You can run any utility you want on the list of files using the -exec
primary,
though there are two important things to keep in mind:
- You must terminate the command with an escaped
;
in order to tell find when your exec command ends and the next primary begins. - To reference the filename in the utility us
{}
.
find . -type f -name '*.md' -exec echo {} \;
./CHANGELOG.md
./README.md
You can replicate the -delete
primary by using -exec rm {} \;
but I might
wonder why you’re doing that. A helpful variation of -exec
is -ok
, which is
identical to -exec
but asks you for permission first. You you wanted to delete
a handful of files but wanted to confirm before they get deleted -ok
is a
great option.
find . -empty -ok rm {} \;
"rm ./lib/empty_file_2"? no
"rm ./lib/jira/api/just_created.rb"? no
"rm ./lib/empty_file_1"? yes
Operands
Operands are quite simple, in fact, most of these examples have been using them!

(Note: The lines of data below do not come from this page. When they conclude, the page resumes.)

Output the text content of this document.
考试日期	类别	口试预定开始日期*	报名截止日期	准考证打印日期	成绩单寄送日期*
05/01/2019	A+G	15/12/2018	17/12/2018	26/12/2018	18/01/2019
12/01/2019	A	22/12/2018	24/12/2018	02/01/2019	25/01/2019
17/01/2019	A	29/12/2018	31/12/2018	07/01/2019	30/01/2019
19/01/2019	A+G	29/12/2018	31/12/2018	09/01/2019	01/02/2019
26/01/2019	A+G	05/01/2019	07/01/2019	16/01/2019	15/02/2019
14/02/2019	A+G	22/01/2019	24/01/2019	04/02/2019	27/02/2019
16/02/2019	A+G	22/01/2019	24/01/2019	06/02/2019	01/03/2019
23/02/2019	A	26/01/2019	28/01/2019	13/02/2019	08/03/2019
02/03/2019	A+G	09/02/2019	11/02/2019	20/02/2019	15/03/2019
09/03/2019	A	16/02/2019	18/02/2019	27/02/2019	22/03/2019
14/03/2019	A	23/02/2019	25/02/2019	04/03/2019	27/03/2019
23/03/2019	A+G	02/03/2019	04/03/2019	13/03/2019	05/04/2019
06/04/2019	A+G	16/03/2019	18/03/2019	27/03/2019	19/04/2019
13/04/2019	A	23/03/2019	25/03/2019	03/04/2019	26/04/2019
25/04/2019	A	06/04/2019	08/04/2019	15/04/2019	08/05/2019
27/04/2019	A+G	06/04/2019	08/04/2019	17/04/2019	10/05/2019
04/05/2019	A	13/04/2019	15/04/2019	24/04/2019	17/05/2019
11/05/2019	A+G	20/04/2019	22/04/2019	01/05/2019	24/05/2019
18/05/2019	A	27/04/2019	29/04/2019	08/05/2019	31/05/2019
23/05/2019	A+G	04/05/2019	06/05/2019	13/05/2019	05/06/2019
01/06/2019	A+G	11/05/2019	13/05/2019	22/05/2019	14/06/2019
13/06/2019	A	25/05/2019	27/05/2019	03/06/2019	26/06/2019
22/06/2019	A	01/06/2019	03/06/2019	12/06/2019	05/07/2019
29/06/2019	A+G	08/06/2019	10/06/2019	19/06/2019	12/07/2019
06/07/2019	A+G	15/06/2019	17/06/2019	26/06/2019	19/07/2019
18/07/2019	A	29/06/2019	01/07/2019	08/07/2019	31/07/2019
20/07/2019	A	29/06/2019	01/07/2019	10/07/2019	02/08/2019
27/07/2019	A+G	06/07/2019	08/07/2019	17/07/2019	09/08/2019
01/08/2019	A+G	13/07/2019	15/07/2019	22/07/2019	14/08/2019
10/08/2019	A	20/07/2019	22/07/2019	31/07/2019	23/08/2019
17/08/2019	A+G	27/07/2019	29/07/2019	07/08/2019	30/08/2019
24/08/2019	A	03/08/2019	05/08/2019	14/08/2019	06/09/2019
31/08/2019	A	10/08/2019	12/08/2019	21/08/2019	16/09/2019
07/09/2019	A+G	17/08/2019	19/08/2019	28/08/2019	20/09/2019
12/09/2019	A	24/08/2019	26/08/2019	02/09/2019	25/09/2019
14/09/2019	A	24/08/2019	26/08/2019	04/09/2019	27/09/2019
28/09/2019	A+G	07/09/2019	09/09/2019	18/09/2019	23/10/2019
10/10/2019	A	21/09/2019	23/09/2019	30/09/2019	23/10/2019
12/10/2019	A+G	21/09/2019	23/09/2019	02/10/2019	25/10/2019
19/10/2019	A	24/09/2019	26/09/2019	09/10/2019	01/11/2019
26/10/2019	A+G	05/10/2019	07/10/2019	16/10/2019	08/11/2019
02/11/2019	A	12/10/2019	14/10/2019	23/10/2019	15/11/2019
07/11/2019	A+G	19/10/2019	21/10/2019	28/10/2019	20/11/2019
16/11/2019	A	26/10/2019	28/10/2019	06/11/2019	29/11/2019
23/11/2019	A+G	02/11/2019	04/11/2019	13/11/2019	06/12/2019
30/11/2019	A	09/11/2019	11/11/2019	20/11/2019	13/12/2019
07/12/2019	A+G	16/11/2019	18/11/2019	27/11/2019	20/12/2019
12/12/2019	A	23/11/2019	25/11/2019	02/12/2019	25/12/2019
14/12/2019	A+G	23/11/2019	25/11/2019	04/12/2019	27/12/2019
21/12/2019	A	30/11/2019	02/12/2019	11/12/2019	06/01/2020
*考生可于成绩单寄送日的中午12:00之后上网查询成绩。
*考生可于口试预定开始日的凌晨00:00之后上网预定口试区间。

The operators listed in the
man
pages list (
)
, !
,
-and
, and -or
. When multiple primaries are provided to find, -and
is
implicitly used to link them together. find . -empty -atime +1w
is the same as
typing find . -empty -and -atime +1w
, meaning, find all the files that are
empty AND haven’t been accessed in at least a week.
( expression )
sets an order of precedence similar to how paretheses work in
math. (1+3) * 4
would evaluate 1+3
before * 4
because of the parentheses.
-or
and !
(also expressed as -not
) are similar, and follow boolean logic
that you should be familiar with.
Conclusion
Find is a humble utility that seems simple on its face, but weilds great power in the hands of those who know how to handle it. I’ve used find for years mostly to locate files with a certain name or file extension, but in researching this article I’ve found numerous other use cases.
I encourage you to poke around and consider find when you’re looking for some
files and don’t know where they’re stored. Or you could use it to find files
bigger than 1G
and consider cleaning them up. Or finding empty files that have
been sitting around for a long time.